Ce dossier prévoyait un lancement commercial en juin 2013, alors même que le permis de construire d’une opération immobilière concomitante, indispensable à la bonne réalisation de notre opération, faisait l’objet d’un recours administratif. En effet, l’opération que vous avez développée nécessitait la création d’une desserte via le projet dont le permis de construire était attaqué. Sans cet accès à nos parcelles, l’opération n’a aucune possibilité de voir le jour. Vous avez là encore fait preuve d’une imprudence caractérisée en engageant la Société dans un projet de promotion immobilière sur un terrain dont la voie d’accès n’était et n’est toujours pas disponible.
Au mois de novembre 2013, le lancement n’était toujours pas intervenu et pourtant une très grande partie des fonds mobilisés avait été dépensée. Vous avez notamment engagé sciemment 157 000 € de dépenses en publicité et communication sur cette opération entre septembre 2012 et novembre 2013, alors même que le recours du projet voisin était toujours pendant, et que vous saviez pertinemment qu’il vous était impossible de lancer la commercialisation de l’opération. Vous avez engagé plus de 24 000 € pour la réalisation d’une maquette de l’opération alors même que le permis de construire de l’opération n’avait pas été obtenu. Là encore, cette initiative est en complète contradiction avec le principe d’une gestion des finances en « bon père de famille » qui caractérise la Société.

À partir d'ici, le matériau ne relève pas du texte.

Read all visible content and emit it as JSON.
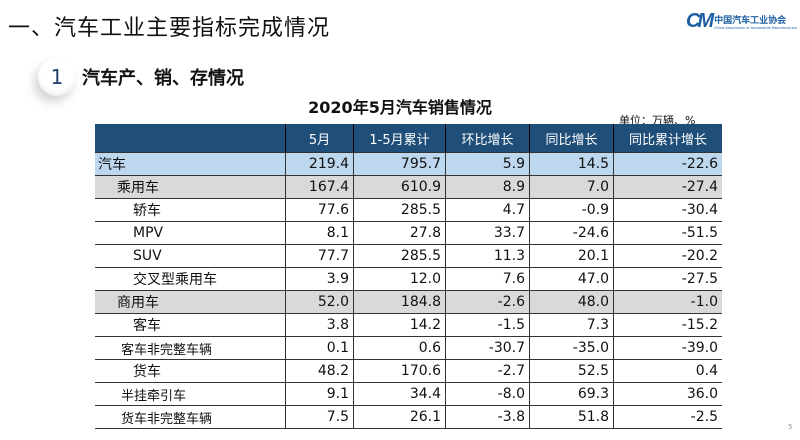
{
  "header": {
    "title": "一、汽车工业主要指标完成情况",
    "logo_cn": "中国汽车工业协会",
    "logo_en": "China Association of Automobile Manufacturers",
    "logo_mark": "CM"
  },
  "section": {
    "number": "1",
    "title": "汽车产、销、存情况"
  },
  "table": {
    "title": "2020年5月汽车销售情况",
    "unit": "单位：万辆、%",
    "columns": [
      "",
      "5月",
      "1-5月累计",
      "环比增长",
      "同比增长",
      "同比累计增长"
    ],
    "rows": [
      {
        "label": "汽车",
        "level": 0,
        "values": [
          "219.4",
          "795.7",
          "5.9",
          "14.5",
          "-22.6"
        ]
      },
      {
        "label": "乘用车",
        "level": 1,
        "values": [
          "167.4",
          "610.9",
          "8.9",
          "7.0",
          "-27.4"
        ]
      },
      {
        "label": "轿车",
        "level": 2,
        "values": [
          "77.6",
          "285.5",
          "4.7",
          "-0.9",
          "-30.4"
        ]
      },
      {
        "label": "MPV",
        "level": 2,
        "values": [
          "8.1",
          "27.8",
          "33.7",
          "-24.6",
          "-51.5"
        ]
      },
      {
        "label": "SUV",
        "level": 2,
        "values": [
          "77.7",
          "285.5",
          "11.3",
          "20.1",
          "-20.2"
        ]
      },
      {
        "label": "交叉型乘用车",
        "level": 2,
        "values": [
          "3.9",
          "12.0",
          "7.6",
          "47.0",
          "-27.5"
        ]
      },
      {
        "label": "商用车",
        "level": 1,
        "values": [
          "52.0",
          "184.8",
          "-2.6",
          "48.0",
          "-1.0"
        ]
      },
      {
        "label": "客车",
        "level": 2,
        "values": [
          "3.8",
          "14.2",
          "-1.5",
          "7.3",
          "-15.2"
        ]
      },
      {
        "label": "客车非完整车辆",
        "level": 3,
        "values": [
          "0.1",
          "0.6",
          "-30.7",
          "-35.0",
          "-39.0"
        ]
      },
      {
        "label": "货车",
        "level": 2,
        "values": [
          "48.2",
          "170.6",
          "-2.7",
          "52.5",
          "0.4"
        ]
      },
      {
        "label": "半挂牵引车",
        "level": 3,
        "values": [
          "9.1",
          "34.4",
          "-8.0",
          "69.3",
          "36.0"
        ]
      },
      {
        "label": "货车非完整车辆",
        "level": 3,
        "values": [
          "7.5",
          "26.1",
          "-3.8",
          "51.8",
          "-2.5"
        ]
      }
    ]
  },
  "footer": {
    "page": "5"
  },
  "colors": {
    "header_bg": "#1f4e79",
    "total_row": "#bdd7ee",
    "subtotal_row": "#d9d9d9",
    "logo": "#1d5fa3"
  }
}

A ce jour, ce projet immobilier coûteux et peu viable commercialement, sur lequel vous avez mobilisé non seulement vos équipes promotion, mais aussi celles de notre Centrale de vente et du service Communication pendant de longs mois, et sur lequel vous avez engagé des investissements conséquents, n’a toujours pas pu déboucher sur une commercialisation, en raison des difficultés qu’il rencontre et que vous n’avez pas été en capacité d’admettre ni d’anticiper.
Pourtant, un contrôle approfondi du permis de construire et de l’étude acoustique du projet auraient dû vous alerter sur les nombreux défauts présentés par le terrain, particulièrement en ce qui concerne son exposition au bruit, ce qui n’est pas étonnant puisque celui-ci est situé entre une voie ferrée et une voie routière. Vous auriez dû immédiatement comprendre qu’une telle exposition au bruit ne pouvait que compromettre les possibilités de commercialisation d’une opération immobilière située à cet endroit.
L’analyse approfondie de ce dossier nous a permis de constater que l’arrêté délivré en décembre 2012 par la mairie de Louveciermes dans le cadre de l’instruction du permis de construire, demandait la création d’un mur dont la hauteur sera supérieur à 2 mètres de haut le long de notre parcelle, afin de limiter les nuisances sonores et visuelles. Il prévoyait également la modification de la façade du projet (en intégrant des balcons pleins sur les logements collectifs) et des appartements traversants sur les logements collectifs.
Ces dispositions, qui constituaient un élément de coût supplémentaire et de nouveaux éléments impactant le potentiel commercial du programme, nécessitaient de convoquer un nouveau comité d’engagement ainsi qu’un comité avec nos associés, ces derniers ne nous ayant pas donné leur accord pour le lancement commercial sans que le recours portant sur le permis de construire affectant la voie d’accès ait été levé. Ceci n’a pas été fait et vous avez donc lancé le projet sans les autorisations nécessaires.
Ces nouveaux comités auraient permis de mettre en lumière :
- la nécessité évidente d’ajuster à la baisse les prix de vente afin de tenir compte de cette nouvelle contrainte visuelle et esthétique ;
- l’augmentation significative du pris de revient de l’opération (de l’ordre de plusieurs centaines de milliers d’euros) entre le dépôt d’un PCM, la réalisation de balcons pleins et la création d’un mur de plus de 2 mètres de haut le long de la route nationale longeant notre projet, sans compter le mur de protection à prévoir en raison de la voie ferrée située en contre-bas du foncier.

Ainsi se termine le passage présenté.